I loaded up the trial version to give it a shot and it records great. There is barely an FPS hit when recording. That's really the only great thing I can say about the product.
If you plan on doing any editing it's a poorly thought out process. 1) You have to render what you recorded in order to load it, with audio, in an editing program. Even after you render to get the audio, it does not make separate audio clips for you to load into the timeline. You are stuck with 1 track and unable to remove ambient sounds or mic sounds. 2) When you render the footage, it's rendered at 30 FPS which is terrible for FPS games and slow mo's. Whatever codec is used to record, Sony Vegas, the only program I have tested, does not like working with it at all. There is extreme stuttering and I had to reload the project a few times in order to make basic edits in the timeline.
3) Why you are forced to render footage, just to edit it, and render it again is confusing for me as that will greatly reduce the quality of the footage.
Anyway, are any of these issues being addressed? If you just want to record and go straight to youtube this is great for that. If any editing is required this is a terrible product.
1) You don't
have use the built-in export function to get all of your audio tracks separate. You can just use an external tool, like ffmpeg to rip out the audio streams and work with them that way. Now, I do agree that it's incredibly strange there's no built-in tool to export the audio tracks. That does seem a little short-sighted to me, but it certainly is possible without using the export function.

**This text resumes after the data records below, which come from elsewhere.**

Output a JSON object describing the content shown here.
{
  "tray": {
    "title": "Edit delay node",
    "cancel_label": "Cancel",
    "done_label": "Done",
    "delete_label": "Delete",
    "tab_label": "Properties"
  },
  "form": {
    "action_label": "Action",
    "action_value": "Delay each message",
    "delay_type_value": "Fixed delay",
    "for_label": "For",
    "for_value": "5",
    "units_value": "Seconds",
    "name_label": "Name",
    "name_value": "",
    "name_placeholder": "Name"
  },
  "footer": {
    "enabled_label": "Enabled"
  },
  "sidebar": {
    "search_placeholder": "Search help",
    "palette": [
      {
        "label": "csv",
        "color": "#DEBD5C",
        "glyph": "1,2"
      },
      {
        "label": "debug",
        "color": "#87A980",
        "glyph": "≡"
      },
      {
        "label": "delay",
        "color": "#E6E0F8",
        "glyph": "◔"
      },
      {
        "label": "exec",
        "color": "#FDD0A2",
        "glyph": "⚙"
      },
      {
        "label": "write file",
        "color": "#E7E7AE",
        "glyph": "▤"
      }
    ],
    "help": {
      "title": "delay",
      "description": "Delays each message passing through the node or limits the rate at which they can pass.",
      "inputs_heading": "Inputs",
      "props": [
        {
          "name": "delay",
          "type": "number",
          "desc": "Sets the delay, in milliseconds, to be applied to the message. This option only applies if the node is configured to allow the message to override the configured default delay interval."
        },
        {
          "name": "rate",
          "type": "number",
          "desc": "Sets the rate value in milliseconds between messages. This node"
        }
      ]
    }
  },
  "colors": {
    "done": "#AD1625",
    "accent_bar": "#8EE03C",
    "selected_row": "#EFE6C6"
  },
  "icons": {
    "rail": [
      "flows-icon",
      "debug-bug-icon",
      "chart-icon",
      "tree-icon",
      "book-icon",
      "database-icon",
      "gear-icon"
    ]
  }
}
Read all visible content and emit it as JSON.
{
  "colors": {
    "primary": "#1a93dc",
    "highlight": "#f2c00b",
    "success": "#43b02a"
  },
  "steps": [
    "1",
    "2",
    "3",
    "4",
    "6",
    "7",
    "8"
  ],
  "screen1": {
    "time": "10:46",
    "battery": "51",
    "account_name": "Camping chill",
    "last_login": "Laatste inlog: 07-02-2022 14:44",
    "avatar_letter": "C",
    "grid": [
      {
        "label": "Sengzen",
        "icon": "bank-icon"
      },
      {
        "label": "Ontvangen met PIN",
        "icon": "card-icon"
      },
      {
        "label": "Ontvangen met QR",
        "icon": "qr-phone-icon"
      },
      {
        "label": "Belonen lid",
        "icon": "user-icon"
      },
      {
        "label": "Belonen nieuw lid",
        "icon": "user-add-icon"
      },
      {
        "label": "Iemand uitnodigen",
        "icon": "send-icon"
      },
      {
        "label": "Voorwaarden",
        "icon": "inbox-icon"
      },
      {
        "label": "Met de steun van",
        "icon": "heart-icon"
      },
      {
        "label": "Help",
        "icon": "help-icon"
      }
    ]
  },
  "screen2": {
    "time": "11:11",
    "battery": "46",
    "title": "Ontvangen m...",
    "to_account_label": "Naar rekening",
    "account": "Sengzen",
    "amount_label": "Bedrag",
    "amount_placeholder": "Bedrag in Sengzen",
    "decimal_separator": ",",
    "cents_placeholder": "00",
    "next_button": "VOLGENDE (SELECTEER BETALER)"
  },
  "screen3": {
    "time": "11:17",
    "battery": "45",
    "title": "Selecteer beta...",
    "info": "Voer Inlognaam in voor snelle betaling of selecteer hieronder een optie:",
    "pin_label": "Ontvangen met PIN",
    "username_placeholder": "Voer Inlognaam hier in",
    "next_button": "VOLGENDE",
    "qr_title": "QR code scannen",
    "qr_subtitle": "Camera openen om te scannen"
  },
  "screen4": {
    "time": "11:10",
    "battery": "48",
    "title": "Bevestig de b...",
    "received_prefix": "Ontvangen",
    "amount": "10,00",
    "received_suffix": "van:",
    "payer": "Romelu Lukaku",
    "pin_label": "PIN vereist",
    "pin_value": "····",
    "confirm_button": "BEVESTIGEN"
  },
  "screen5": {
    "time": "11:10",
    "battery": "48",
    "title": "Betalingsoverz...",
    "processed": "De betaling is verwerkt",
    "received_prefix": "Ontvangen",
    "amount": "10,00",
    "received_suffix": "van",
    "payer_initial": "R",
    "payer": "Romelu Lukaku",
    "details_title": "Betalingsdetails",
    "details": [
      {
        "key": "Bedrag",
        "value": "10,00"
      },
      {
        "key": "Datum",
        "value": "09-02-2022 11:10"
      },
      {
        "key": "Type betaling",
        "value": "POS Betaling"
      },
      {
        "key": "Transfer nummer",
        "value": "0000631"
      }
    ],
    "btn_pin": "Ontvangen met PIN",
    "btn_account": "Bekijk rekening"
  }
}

2) Considering that if you're uploading to YouTube in the end, 60fps isn't truly necessary, but I see and agree that you would rather allow your own editor to reduce the framerate to 30 instead of letting YouTube tear it to pieces on its end. I can't speak for your problems with Sony Vegas, since I have no problem with it myself.
(Check the edit at the end of the post!) There's also the added fact that Sony Vegas is the one editor I know of that fully and natively supports multiple audio tracks, thus meaning you don't need to use the built-in exporter. You can just edit the raw files in Vegas as-is, you won't have an in-the-middle transcoding step, and you'll have access to the multiple audio tracks on their own.
3) You're not... strictly speaking. (See what I say after this point) I've gone over why you don't
need to in the previous points. I even threw together a little batch file to extract the audio tracks from raw Action! files using ffmpeg. Just check my post history if you want to find it, and keep in mind that it will just throw an error if the file only has a single audio stream.
Having said all of that, I would love to see an option in Action! to record the mic and game audio to separate audio files altogether, instead of just in a separate stream. Or, at the very least, an option in Action! export the streams separately. So overall, I do agree with most of your points, but just wanted to address a few of them!
Edit: I just saw your other post saying you don't get multiple audio tracks in Sony Vegas, and I find that really strange.. are you getting
no audio in Vegas when using raw Action! files, or are you only getting the first audio track? I really don't have the slightest clue why the audio wouldn't be working, especially when Action just uses plain old AAC.